You won’t find them done better this side of Xinjiang. Wong’s take on crispy chilli beef involves finger-sized goujons of deep-fried meat in a beautifully balanced sauce: hands down one of the best things I’ve eaten all year, the beefy succulence cut by chilli heat and sourness.

A dish at A.Wong
The scallop dish at A. Wong

Barbecued pork belly, meanwhile, is topped with candied pork jerky, as salty-sweet as the sheets of dried meat you find on street-food stalls in Singapore. It’s a mark of Wong’s skill that the main event is sometimes outshone by its support act.

Take the intensely savoury tangle of umami-rich mung bean noodles under a pair of garlic-steamed lobster tails, or the sheer deliciousness of Cantonese honey-roasted pork that makes you forget the grated foie gras the sticky meat is meant to cling to.

Both dishes showcase spellbinding simplicity refined into the realm of the sublime. Wong even manages to make Szechuan food subtle: "1,000 chilli" chicken with snails and Sichuan pepper, and gong bao chicken with roasted peanuts, both taste like a collection of individual ingredients arranged into a harmonious whole rather than a one-note explosion of chilli. 

Cocktails 
An array of the restaurant's cocktails

On and on it goes, like the most heavenly Chinese banquet: seared wagyu beef with mint, chilli and lemongrass as refreshingly fragrant as the best Vietnamese cooking; fleshy aubergine soaking up a tangy Szechuan sauce; crispy noodles slowly softening in a gravy as brown as Bisto.

If there’s a criticism, it’s that one is often not enough of dishes served in pairs for two people to share. I’d have loved a whole rack of the sweet and sour pork ribs, sticky and crisp, or a pile of the gently toasted bao buns that you daub with sesame and fill with soft strands of stringy, cumin-infused lamb.

dishes at A.Wong
Several dishes all served together at A.Wong

But that’s just greed talking. And if you really hate sharing, come for dim sum at lunchtime, when each dumpling is sold individually. The dough is gathered and pleated like edible tailoring, structured and soft, and the seasoning is often added to the dumpling itself, so that har gau has prawn already coated in sweet chilli sauce, while the stock of a Shanghai steamed dumping is infused with the ginger vinegar usually served on the side for dipping. 

A recent refurbishment has left the dining room looking smarter and darker than it did before, though the layout is unchanged, with stools for solo diners and social media mavens arranged around an eating counter looking into the kitchen, and tables proper by the windows. 

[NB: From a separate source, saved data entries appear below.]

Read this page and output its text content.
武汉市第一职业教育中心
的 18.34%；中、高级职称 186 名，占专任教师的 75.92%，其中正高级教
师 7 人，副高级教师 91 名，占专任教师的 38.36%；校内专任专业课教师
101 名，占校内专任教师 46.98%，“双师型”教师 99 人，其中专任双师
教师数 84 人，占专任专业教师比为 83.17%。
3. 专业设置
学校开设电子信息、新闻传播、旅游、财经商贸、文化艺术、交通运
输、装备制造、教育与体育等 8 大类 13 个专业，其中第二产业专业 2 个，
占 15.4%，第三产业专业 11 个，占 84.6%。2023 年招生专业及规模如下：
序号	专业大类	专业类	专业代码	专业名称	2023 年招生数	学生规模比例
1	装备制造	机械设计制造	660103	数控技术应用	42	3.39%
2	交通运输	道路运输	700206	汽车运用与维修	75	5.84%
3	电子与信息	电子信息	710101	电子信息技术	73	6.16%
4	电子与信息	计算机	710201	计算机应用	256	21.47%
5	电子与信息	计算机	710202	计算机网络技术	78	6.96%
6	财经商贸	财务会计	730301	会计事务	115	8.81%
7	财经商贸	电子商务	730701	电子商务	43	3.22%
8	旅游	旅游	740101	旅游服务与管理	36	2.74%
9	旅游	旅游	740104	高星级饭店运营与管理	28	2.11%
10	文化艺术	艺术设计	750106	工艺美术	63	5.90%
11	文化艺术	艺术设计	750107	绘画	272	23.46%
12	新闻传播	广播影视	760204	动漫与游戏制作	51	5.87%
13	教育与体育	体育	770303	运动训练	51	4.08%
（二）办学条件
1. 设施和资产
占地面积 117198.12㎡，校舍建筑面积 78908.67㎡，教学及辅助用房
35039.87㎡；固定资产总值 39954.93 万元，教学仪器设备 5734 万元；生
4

A.Wong interior - Credit: David Cotsworth
The Instagram-ready interior Credit: David Cotsworth

But no one is at A. Wong for the design.  A meal here is interspersed with the sounds of more pleasure-filled moaning than Meg Ryan at brunch. This is Chinese cooking that is at once recognisable, but in the depth of flavours and layers of textures, feels as if these familiar dishes are being revealed for the first time.

Never mind the best restaurant in Victoria. This is possibly the best Chinese restaurant in Europe.

Who to take:The greediest person you know.  

What to order: As much as possible. There isn’t one dud dish.